Clade-/Sub-clade specific genomic mutations of SARS-CoV-2
Despite the SARS-CoV-2 remains relative stable, thirteen clade/sub-clade-specific mutations were observed in the present study (Figure 1a). The mutations at nt 8782 and nt 28144 were clade specific, i.e., C8782T and T28144C were only occurred in Clade 1, rather than in Clade 2. Only a viral strain (EPI_ISL_406592 from Guangdong, China) in Clade 1 did not possess C8782T, while all strains in Clade 1 possess T28144C. Eleven out of the thirteen sub-clade specific mutations were also observed (Figure 1a). Seven mutations were located in Clade 1, among which C29095G and C24034T/T26729C were observed in a sub-clade consisting of viral strains from China (outside Wuhan) and USA, respectively. G28878Aand G29742A were observed in a subclade of viral strains from Australia and USA. Four mutations were located in Clade 2, among which C21707T and C28854T were observed in a sub-clade consisting of viral strains from China (outside Wuhan) and USA. C17373T was observed in a sub-clade of viral strains from China (outside Wuhan), USA and Singapore. G26144T was observed in a sub-clade of viral strains from USA, Taiwan, Australia, Sweden, Italy, and Singapore.

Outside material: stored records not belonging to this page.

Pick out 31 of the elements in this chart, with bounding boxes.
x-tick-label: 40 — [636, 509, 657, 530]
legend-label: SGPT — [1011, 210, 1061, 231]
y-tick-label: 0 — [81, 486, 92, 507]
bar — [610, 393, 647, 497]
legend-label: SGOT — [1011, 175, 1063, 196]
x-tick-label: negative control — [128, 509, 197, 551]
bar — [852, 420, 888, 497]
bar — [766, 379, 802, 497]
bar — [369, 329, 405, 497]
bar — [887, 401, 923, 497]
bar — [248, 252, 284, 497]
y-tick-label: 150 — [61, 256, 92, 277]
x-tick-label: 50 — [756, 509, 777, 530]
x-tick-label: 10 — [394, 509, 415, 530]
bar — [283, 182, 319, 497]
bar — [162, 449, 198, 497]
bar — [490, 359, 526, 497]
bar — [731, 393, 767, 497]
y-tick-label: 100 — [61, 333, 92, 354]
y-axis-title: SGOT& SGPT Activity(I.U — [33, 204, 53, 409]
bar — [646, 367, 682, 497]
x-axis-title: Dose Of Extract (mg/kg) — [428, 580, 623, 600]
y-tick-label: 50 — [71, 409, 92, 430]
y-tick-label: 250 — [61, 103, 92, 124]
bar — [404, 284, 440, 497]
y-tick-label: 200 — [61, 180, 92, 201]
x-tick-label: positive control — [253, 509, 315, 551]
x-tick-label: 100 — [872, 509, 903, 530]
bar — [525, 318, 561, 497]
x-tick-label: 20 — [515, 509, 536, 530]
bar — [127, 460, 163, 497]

Seven of the observed mutations resulted in non-synonymous mutations in the translated viral protein, including two mutations in nucleocapsid phosphoprotein (C28854T: Ser-Phe; G28878A: Ser-Asn), one mutation in ORF1ab polyprotein (T18488C: Ile-Thr), Surface glycoprotein (C21707T: His-Tyr), ORF3a protein (G26144T: Gly-Val), ORF8 protein (T28144C: Leu-Ser), and ORF10 protein (G29742A: Arg-His). Notably, most of the sub-clades possessed one non-synonymous mutation, while one sub-clade consisting viral strains from Australia and USA possessed two non-synonymous mutations (G28878A and G29742A). One non-synonymous mutation (G29742A) occurred in 3’- untranslated region (3’-UTR) of an Australia and USA circulating strains (Figure 1a, Table 1).